As discussed before, PCM Coding of the speech signal would lead to a bit rate of 64 kbit/s. This would correspond to a channel bandwidth of 50 kHz. This would be more bandwidth than analog transmission with FM. To get more capacity with a digital system it is necessary to „compress“ speech. Such „speech coding“ is discussed under „digital signal processing“.

For the GSM system, speech frames of 160 samples corresponding to 20 ms are used for coding.  An LPC (Linear Predictive Coding) analysis is carried out to determine vocal tract parameters. These parameter are most critical for the understandability of speech.

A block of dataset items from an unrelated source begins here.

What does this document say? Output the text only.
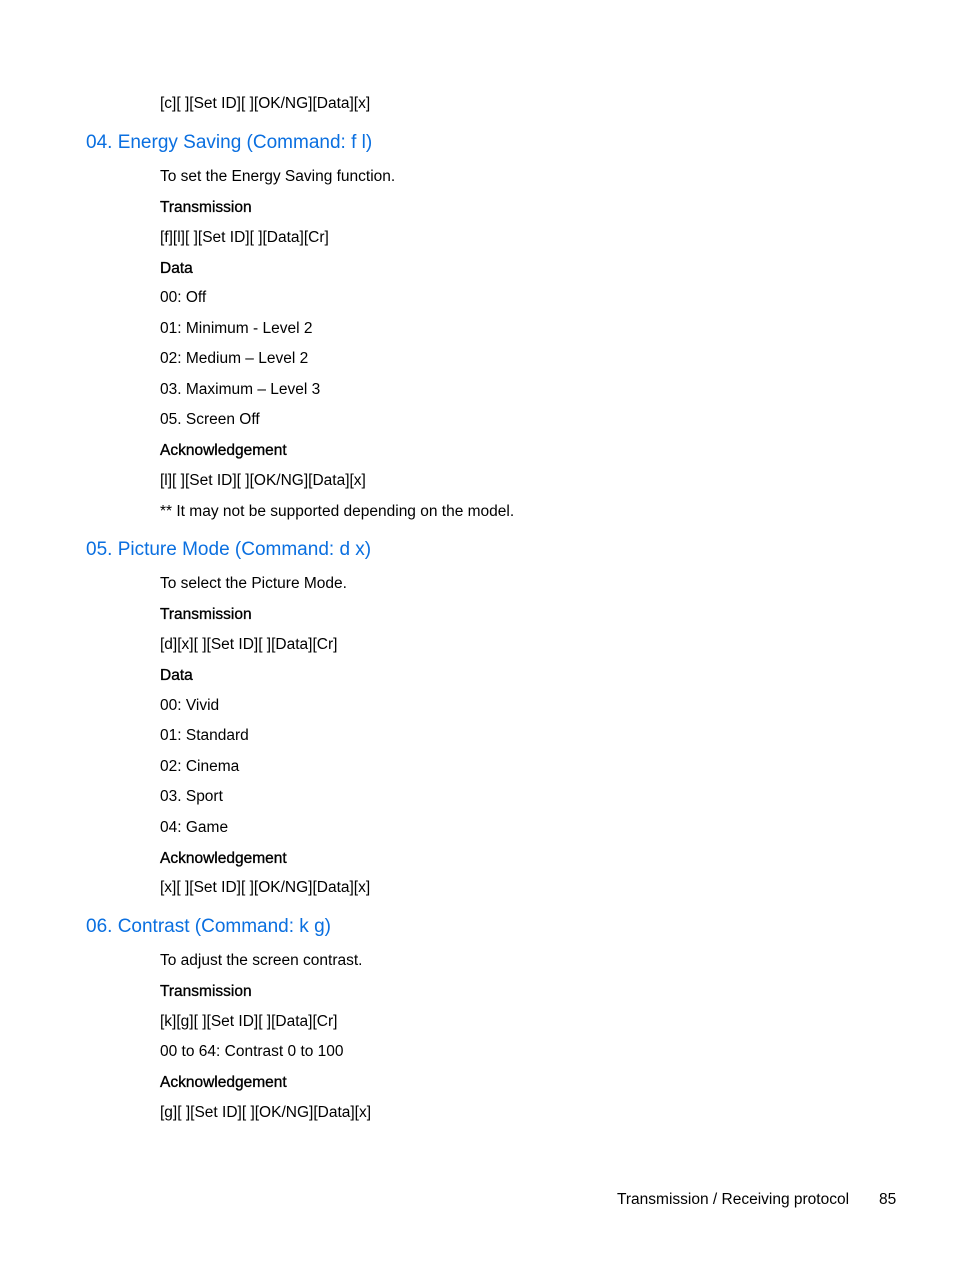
[c][ ][Set ID][ ][OK/NG][Data][x]
04. Energy Saving (Command: f l)
To set the Energy Saving function.
Transmission
[f][l][ ][Set ID][ ][Data][Cr]
Data
00: Off
01: Minimum - Level 2
02: Medium – Level 2
03. Maximum – Level 3
05. Screen Off
Acknowledgement
[l][ ][Set ID][ ][OK/NG][Data][x]
** It may not be supported depending on the model.
05. Picture Mode (Command: d x)
To select the Picture Mode.
Transmission
[d][x][ ][Set ID][ ][Data][Cr]
Data
00: Vivid
01: Standard
02: Cinema
03. Sport
04: Game
Acknowledgement
[x][ ][Set ID][ ][OK/NG][Data][x]
06. Contrast (Command: k g)
To adjust the screen contrast.
Transmission
[k][g][ ][Set ID][ ][Data][Cr]
00 to 64: Contrast 0 to 100
Acknowledgement
[g][ ][Set ID][ ][OK/NG][Data][x]
Transmission / Receiving protocol 85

Only 36 bits are sufficient to encode these parameters. The second set of parameters is the periodicity. In practice, a filter is estimated here, which predicts the current data from old data that existed a period before. This data can also be encoded with only 36 bits. A so called residual signal remains. 

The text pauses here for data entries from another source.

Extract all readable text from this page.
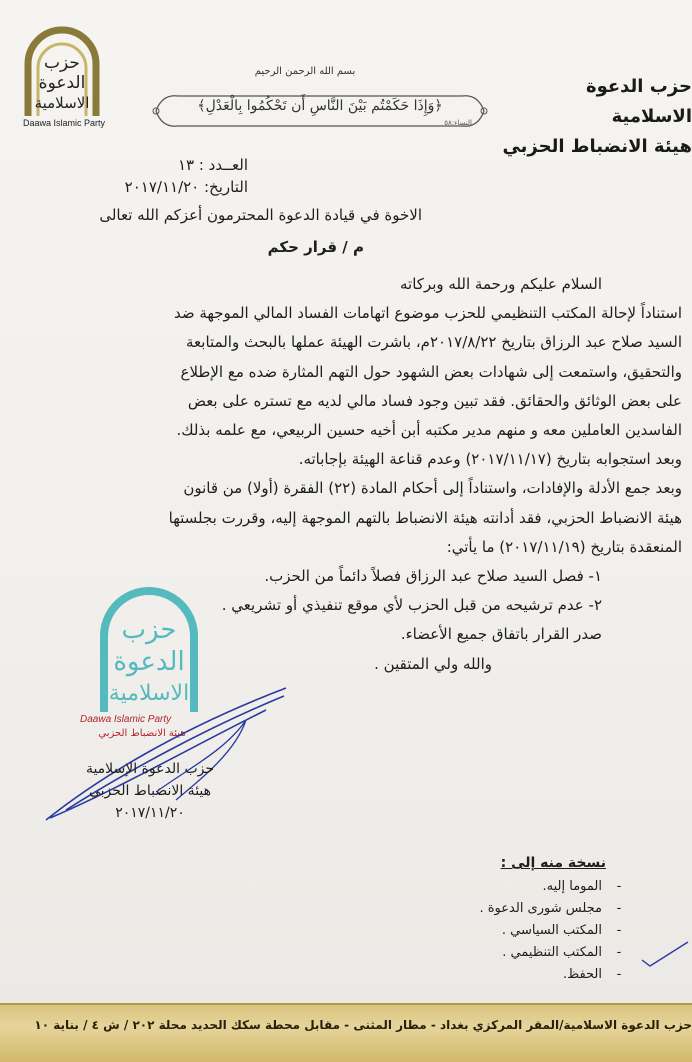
حزب
الدعوة
الاسلامية
Daawa Islamic Party
بسم الله الرحمن الرحيم
﴿وَإِذَا حَكَمْتُم بَيْنَ النَّاسِ أَن تَحْكُمُوا بِالْعَدْلِ﴾
النساء:٥٨
حزب الدعوة الاسلامية
هيئة الانضباط الحزبي
العــدد : ١٣
التاريخ: ٢٠١٧/١١/٢٠
الاخوة في قيادة الدعوة المحترمون أعزكم الله تعالى
م / قرار حكم

السلام عليكم ورحمة الله وبركاته

استناداً لإحالة المكتب التنظيمي للحزب موضوع اتهامات الفساد المالي الموجهة ضد

السيد صلاح عبد الرزاق بتاريخ ٢٠١٧/٨/٢٢م، باشرت الهيئة عملها بالبحث والمتابعة

والتحقيق، واستمعت إلى شهادات بعض الشهود حول التهم المثارة ضده مع الإطلاع

على بعض الوثائق والحقائق. فقد تبين وجود فساد مالي لديه مع تستره على بعض

الفاسدين العاملين معه و منهم مدير مكتبه أبن أخيه حسين الربيعي، مع علمه بذلك.

وبعد استجوابه بتاريخ (٢٠١٧/١١/١٧) وعدم قناعة الهيئة بإجاباته.

وبعد جمع الأدلة والإفادات، واستناداً إلى أحكام المادة (٢٢) الفقرة (أولا) من قانون

هيئة الانضباط الحزبي، فقد أدانته هيئة الانضباط بالتهم الموجهة إليه، وقررت بجلستها

المنعقدة بتاريخ (٢٠١٧/١١/١٩) ما يأتي:

١- فصل السيد صلاح عبد الرزاق فصلاً دائماً من الحزب.

٢- عدم ترشيحه من قبل الحزب لأي موقع تنفيذي أو تشريعي .

صدر القرار باتفاق جميع الأعضاء.

والله ولي المتقين .

حزب
الدعوة
الاسلامية
Daawa Islamic Party
هيئة الانضباط الحزبي
حزب الدعوة الإسلامية
هيئة الانضباط الحزبي
٢٠١٧/١١/٢٠
نسخة منه إلى :
-
الموما إليه.
-
مجلس شورى الدعوة .
-
المكتب السياسي .
-
المكتب التنظيمي .
-
الحفظ.
حزب الدعوة الاسلامية/المقر المركزي بغداد - مطار المثنى - مقابل محطة سكك الحديد محلة ٢٠٢ / ش ٤ / بناية ١٠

In the first GSM speech encoder, only every third sample value was encoded. Nevertheless, the audible error generated was relatively small. Also the complexity to encode the residual signal was still easy enough to allow the use of available digital signal processors. The remaining „residual signal“ was encoded with 188 bits. Overall, the speech codec had a bit rate of 260 bits per 20 ms, i.e. 13 kbit/s. This was a reduction of almost five times compared to PCM’s 64 kbit/s.

Speech Coding and Channel Coding of a GSM speech frame

The “raw bits” have to be protected from transmission errors by channel encoders. Especially bits describing the vocal tract must be properly protected to avoid severe disruption. Therefore, the information bits from the speech encoder are divided into three classes. The first class (Ia) with 50 bits are especially protected. They not only contained information bits, but also three check bits which indicate that errors still exist despite error correction. If this would be the case, it is better to repeat old parameters (such as vocal tract parameters) than to allow errors. 132 bits are simply protected by the following channel encoder. This is a convolution encoder that generates 378 bits from 189 bits.

Convolutional encoders are described below. They are relatively easy to implement. 78 bits of the remaining signal are not encoded at all, but are transmitted unprotected. The result is finally 456 bits, that is distributed on four time slots or bursts.

Interleaving

If transmission errors occure, they are not randomly distributed over a time frame. Very often a transmission error destroys several bits in a row. In this case, also a convolutional channel coder would not help. For this reason, neighboring bits are distributed over eight time slots. The first of the 465 bits is placed in time slot 1, the second in time slot 2, the third in time slot 3 until finally the eighth bit is placed in time slot 8. After that, the 9th bit is placed back into time slot 1 and so on. This process is called interleaving or nesting. When receiving, everything must be deinterleaved before processing. If, for example, up to eight bits were disturbed next to each other, this would result in 8 individual errors that are likely to be corrected with the channel decoder.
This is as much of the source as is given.